Questa ricerca è nostalgia di un’alterità affidabile, che ci restituisce la possibilità di amare in noi quello che già siamo e di osare l’avventura di diventare pienamente noi stessi: questa ricerca è sempre viva e si nasconde oggi nei molteplici e complessi scenari di questo tempo, in cui l’architettura familiare attraversa tempi difficili e sembra destinata inesorabilmente a crollare. Eppure la famiglia rimane l’ambito fondamentale dell’umanizzazione della persona, il luogo della cura degli affetti e dell’educazione, lo spazio privilegiato dove il volto guardato testimonia un’alterità che convoca alla responsabilità e al decentramento. Senza quella certezza di essere unici che solamente l’amore garantisce, non si sa neppure di esistere. Infatti i bambini, appena nati, iniziano a ricevere, insieme al nutrimento e alle cure, il dono del nome, la condivisione degli sguardi e la luce dei sorrisi delle persone che li accompagnano più da vicino. Così si impara presto che la bellezza del legame fra gli esseri umani prevede la diversità dell’altro, lo rispetta e l’accoglie come interlocutore in un dialogo che matura in profondità lungo tutta l’esistenza e si arricchisce, incontro dopo incontro.

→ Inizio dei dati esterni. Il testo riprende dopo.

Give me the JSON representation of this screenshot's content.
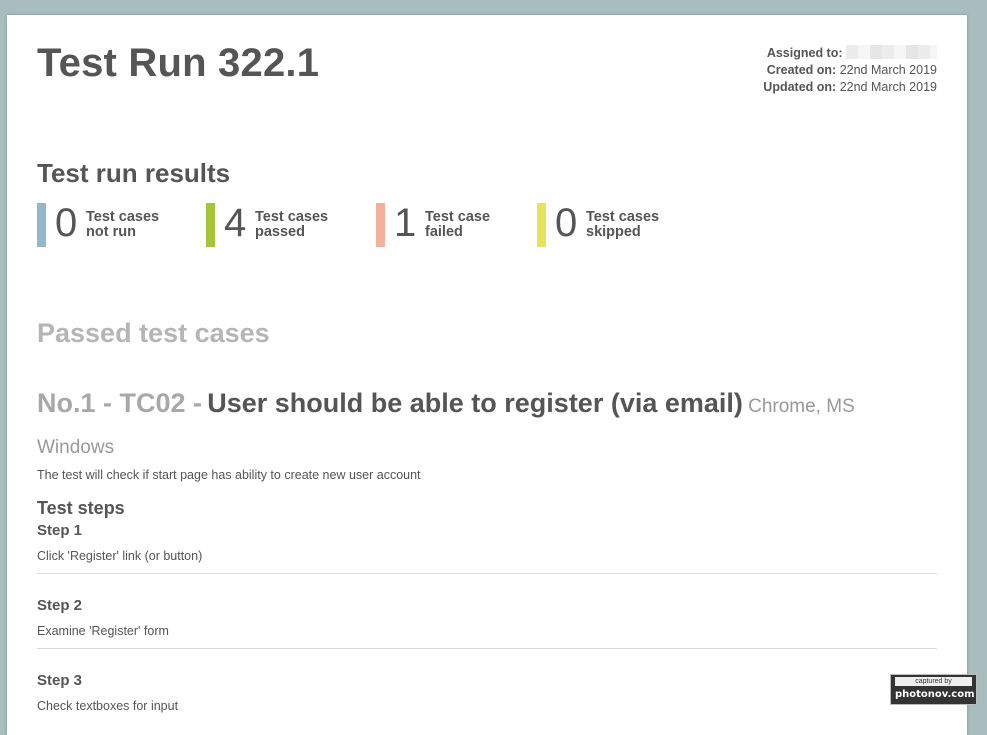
{
  "header": {
    "title": "Test Run 322.1",
    "assigned_label": "Assigned to:",
    "created_label": "Created on:",
    "created_value": "22nd March 2019",
    "updated_label": "Updated on:",
    "updated_value": "22nd March 2019"
  },
  "results": {
    "title": "Test run results",
    "stats": [
      {
        "count": "0",
        "label_line1": "Test cases",
        "label_line2": "not run",
        "color": "#93b8c9"
      },
      {
        "count": "4",
        "label_line1": "Test cases",
        "label_line2": "passed",
        "color": "#a4c43a"
      },
      {
        "count": "1",
        "label_line1": "Test case",
        "label_line2": "failed",
        "color": "#f3b19d"
      },
      {
        "count": "0",
        "label_line1": "Test cases",
        "label_line2": "skipped",
        "color": "#e7e35a"
      }
    ]
  },
  "passed": {
    "title": "Passed test cases",
    "test_case": {
      "number": "No.1 - TC02 -",
      "name": "User should be able to register (via email)",
      "environment": "Chrome, MS Windows",
      "description": "The test will check if start page has ability to create new user account",
      "steps_title": "Test steps",
      "steps": [
        {
          "name": "Step 1",
          "text": "Click 'Register' link (or button)"
        },
        {
          "name": "Step 2",
          "text": "Examine 'Register' form"
        },
        {
          "name": "Step 3",
          "text": "Check textboxes for input"
        }
      ]
    }
  },
  "watermark": {
    "line1": "captured by",
    "line2": "photonov.com"
  }
}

La certezza di appartenere a qualcuno è scritta nel nostro DNA di figli e va custodita e difesa con forza e tenerezza per tutta la vita: ciascuno di noi è cresciuto (nell’anima e non solo fisicamente) come figlio amato se qualcuno ci ha fatto il dono di appoggiare sul nostro volto il proprio sguardo, a lungo, senza fretta, per insegnarci in ogni istante che un altro ha scritto con il buon Dio l’inizio della nostra storia, ma che poi tocca a noi il compito di completarla con gli altri capitoli, con quella freschezza e novità straordinaria che ci rendono tutti esseri unici e irripetibili. Diventando grande, poi, ogni piccolo essere umano fa esperienza della propria fragilità e, caduta dopo caduta, scopre che sapersi amati nei propri limiti, incondizionatamente e sempre, è il primo passo per concedersi il permesso di esserci, ricevendo l’eredità preziosa della propria unicità come trampolino di lancio per tuffarsi da protagonista nella propria vita.
Non resta che augurare ad ognuno di noi che ha scelto di prendersi cura degli altri per accompagnarli a scoprire il proprio volto, di essere coraggiosi ricercatori della verità e del mistero racchiuso in ogni vita, dono da custodire come delicato germoglio finché non giunga il tempo dei frutti. Solo così le generazioni che verranno potranno imparare passo dopo passo la difficile arte di vivere e, voltandosi indietro, sapranno ancora rivolgerci parole cariche di gratitudine.